1. Color and Composition:

   • Appearance: Subgingival calculus is typically dark green or dark brown in color.
   • Causes of Color:
     • The dark color is likely due to the presence of matrix components that differ from those found in supragingival calculus.
     • It is influenced by iron heme pigments that are associated with the bleeding of inflamed gingiva, reflecting the inflammatory state of the periodontal tissues.

2. Formation Factors:

   • Matrix Components: The subgingival calculus matrix contains blood products, which contribute to its darker coloration.
   • Bacterial Environment: The subgingival environment is typically more anaerobic and harbors different bacterial species compared to supragingival calculus.

Supragingival Calculus

1. Formation Factors:

   • Dependence on Plaque and Saliva:
     • The degree of supragingival calculus formation is primarily influenced by the amount of bacterial plaque present and the secretion of salivary glands.
     • Increased plaque accumulation leads to greater calculus formation.

2. Inorganic Components:

   • Source: The inorganic components of supragingival calculus are mainly derived from saliva.
   • Composition: These components include minerals such as calcium and phosphate, which contribute to the calcification process of plaque.

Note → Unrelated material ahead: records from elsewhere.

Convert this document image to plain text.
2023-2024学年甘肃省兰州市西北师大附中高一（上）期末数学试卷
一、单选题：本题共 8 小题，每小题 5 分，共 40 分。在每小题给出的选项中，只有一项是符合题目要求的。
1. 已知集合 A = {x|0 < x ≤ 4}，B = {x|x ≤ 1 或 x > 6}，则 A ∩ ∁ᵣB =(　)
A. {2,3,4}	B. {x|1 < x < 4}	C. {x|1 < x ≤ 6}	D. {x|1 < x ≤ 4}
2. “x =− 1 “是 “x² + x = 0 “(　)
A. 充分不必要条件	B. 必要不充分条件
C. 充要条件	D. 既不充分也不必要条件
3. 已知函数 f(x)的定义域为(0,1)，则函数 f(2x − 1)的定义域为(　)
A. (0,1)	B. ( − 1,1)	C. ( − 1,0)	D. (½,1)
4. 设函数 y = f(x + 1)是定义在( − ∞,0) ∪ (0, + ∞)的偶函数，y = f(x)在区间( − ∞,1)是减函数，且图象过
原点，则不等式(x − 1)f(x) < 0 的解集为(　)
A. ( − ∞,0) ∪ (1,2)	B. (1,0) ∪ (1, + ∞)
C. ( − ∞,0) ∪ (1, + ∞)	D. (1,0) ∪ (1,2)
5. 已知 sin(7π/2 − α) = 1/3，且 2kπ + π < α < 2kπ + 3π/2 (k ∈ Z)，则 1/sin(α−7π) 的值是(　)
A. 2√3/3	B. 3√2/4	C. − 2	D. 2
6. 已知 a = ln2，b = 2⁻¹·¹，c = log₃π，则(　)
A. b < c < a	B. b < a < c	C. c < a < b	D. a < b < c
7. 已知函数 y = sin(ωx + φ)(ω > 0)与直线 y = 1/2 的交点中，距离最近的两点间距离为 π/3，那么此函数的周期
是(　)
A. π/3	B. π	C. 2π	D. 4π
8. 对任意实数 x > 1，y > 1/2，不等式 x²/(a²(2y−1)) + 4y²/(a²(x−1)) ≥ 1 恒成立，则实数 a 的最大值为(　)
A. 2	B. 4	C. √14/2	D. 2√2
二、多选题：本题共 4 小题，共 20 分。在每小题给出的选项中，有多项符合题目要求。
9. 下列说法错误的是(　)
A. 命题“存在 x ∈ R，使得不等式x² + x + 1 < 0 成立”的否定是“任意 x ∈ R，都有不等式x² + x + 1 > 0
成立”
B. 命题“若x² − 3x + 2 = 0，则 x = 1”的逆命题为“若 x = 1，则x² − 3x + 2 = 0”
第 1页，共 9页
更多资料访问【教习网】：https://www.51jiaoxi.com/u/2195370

Comparison of Inorganic Components

• Supragingival Calculus:

  • Inorganic components are primarily sourced from saliva, which contains minerals that facilitate the formation of calculus on the tooth surface.

• Subgingival Calculus:

  • In contrast, the inorganic components of subgingival calculus are derived mainly from crevicular fluid (serum transudate), which seeps into the gingival sulcus and contains various proteins and minerals from the bloodstream.